Monday, August 22, 2011

New Mexico day 1


August 15

We awoke in Gallup and I took advantage of the free coffee the management of the RV park offered. We drove along what had once been Route 66 through Gallup. We passed several fast food joints but it was too early in the morning for them to be open. The town of Gallup gets off to a "slow start," apparently. We continued on to Albuquerque. While we had breakfast there I checked my GPS for things to see.

The old town of Albuquerque is a few square blocks of shops that Razelle said reminded her of places she'd been in Old Mexico. These shops had items for sale that appealed to other tourists, but not us. We didn't need to alight from the van to see this. So we drove on. I wanted to see the hot-air balloon museum on the north side of town. When we got there we learned that this museum is open six days of the week; and only closed on the day we showed up.
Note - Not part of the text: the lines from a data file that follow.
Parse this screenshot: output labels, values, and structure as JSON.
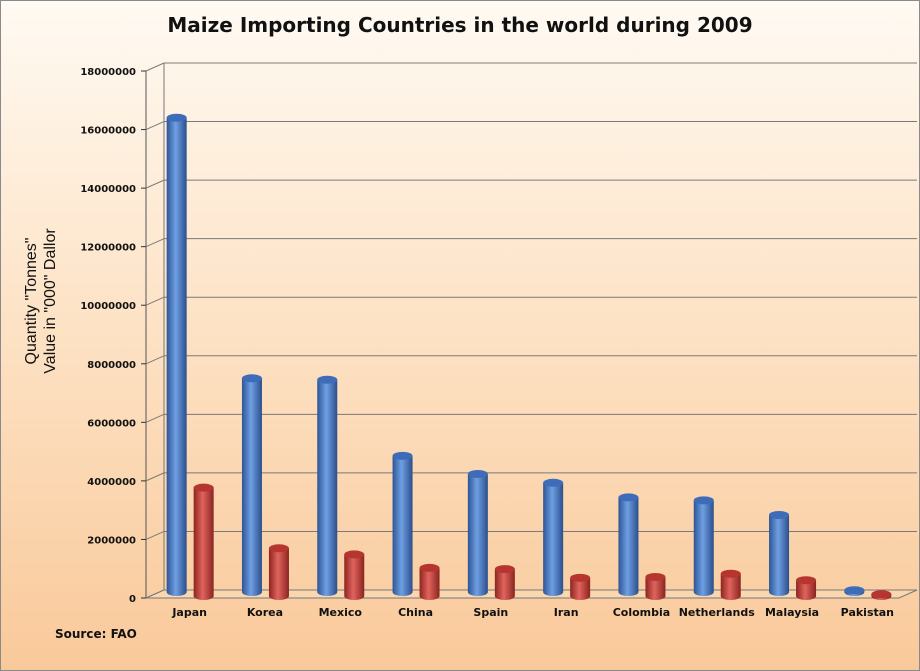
{
  "chart_data": {
    "type": "bar",
    "title": "Maize Importing Countries in the world during 2009",
    "ylabel_lines": [
      "Quantity \"Tonnes\"",
      "Value in \"000\" Dallor"
    ],
    "source": "Source: FAO",
    "categories": [
      "Japan",
      "Korea",
      "Mexico",
      "China",
      "Spain",
      "Iran",
      "Colombia",
      "Netherlands",
      "Malaysia",
      "Pakistan"
    ],
    "series": [
      {
        "values": [
          16200000,
          7300000,
          7250000,
          4650000,
          4030000,
          3730000,
          3230000,
          3130000,
          2630000,
          60000
        ]
      },
      {
        "values": [
          3700000,
          1630000,
          1420000,
          960000,
          920000,
          620000,
          650000,
          760000,
          540000,
          60000
        ]
      }
    ],
    "colors": [
      "#4a7cc6",
      "#c9403b"
    ],
    "ylim": [
      0,
      18000000
    ],
    "yticks": [
      "0",
      "2000000",
      "4000000",
      "6000000",
      "8000000",
      "10000000",
      "12000000",
      "14000000",
      "16000000",
      "18000000"
    ],
    "grid": true,
    "legend": "none"
  }
}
So the hot-air balloon museum was a bust and we moved on.

Rather than drive directly to Santa Fe on the Interstate we took the Turquoise Trail (NM 14) through Madrid, NM. This route was suggested to us by the manager of the Gallup RV park. When we reached Madrid we found people selling merchandise that had nostalgic meaning to us as baby boomers, rather than souvenirs of this region. The T-shirts and campaign buttons and postcards had catchy slogans that represented the opposite end of the political spectrum from what we'd been exposed to in Phoenix. We couldn't help but notice that Arizona and New Mexico were a world apart in that respect.

We drove on to Santa Fe and parked for a fee near the Georgia O'Keefe Museum. This museum had a temporary exhibit that showed paintings by Georgia O'Keefe's contemporaries, along-side photographs these artists referred to while creating their paintings. While this was truly an educational exhibit, there were only nine actual works by Georgia O'Keefe in her namesake museum. I was very disappointed about that.

Razelle was not feeling well enough today to do any walking. The old town of Santa Fe had much to offer, but Razelle wasn't up to it. We moved the van closer to the central square and found a free parking spot. The old town's central square had a stage set up and a musical group was on it playing Brazilian music. A number of aging hippy types were dancing to this music in a trance, others were just grooving to the beat and dancing samba style. We saw many pairings of couples that looked intriguing (without going into detail). Santa Fe seemed to have a laid-back live-and-let-live attitude that was obvious during our visit.

The sun was close to setting on us as we left Santa Fe. There is a KOA camper park just south of here. We called and reserved a powered site. That's where we spent the night. New Mexico is our fourth US state, and, so far, we've slept in each of the states we've visited.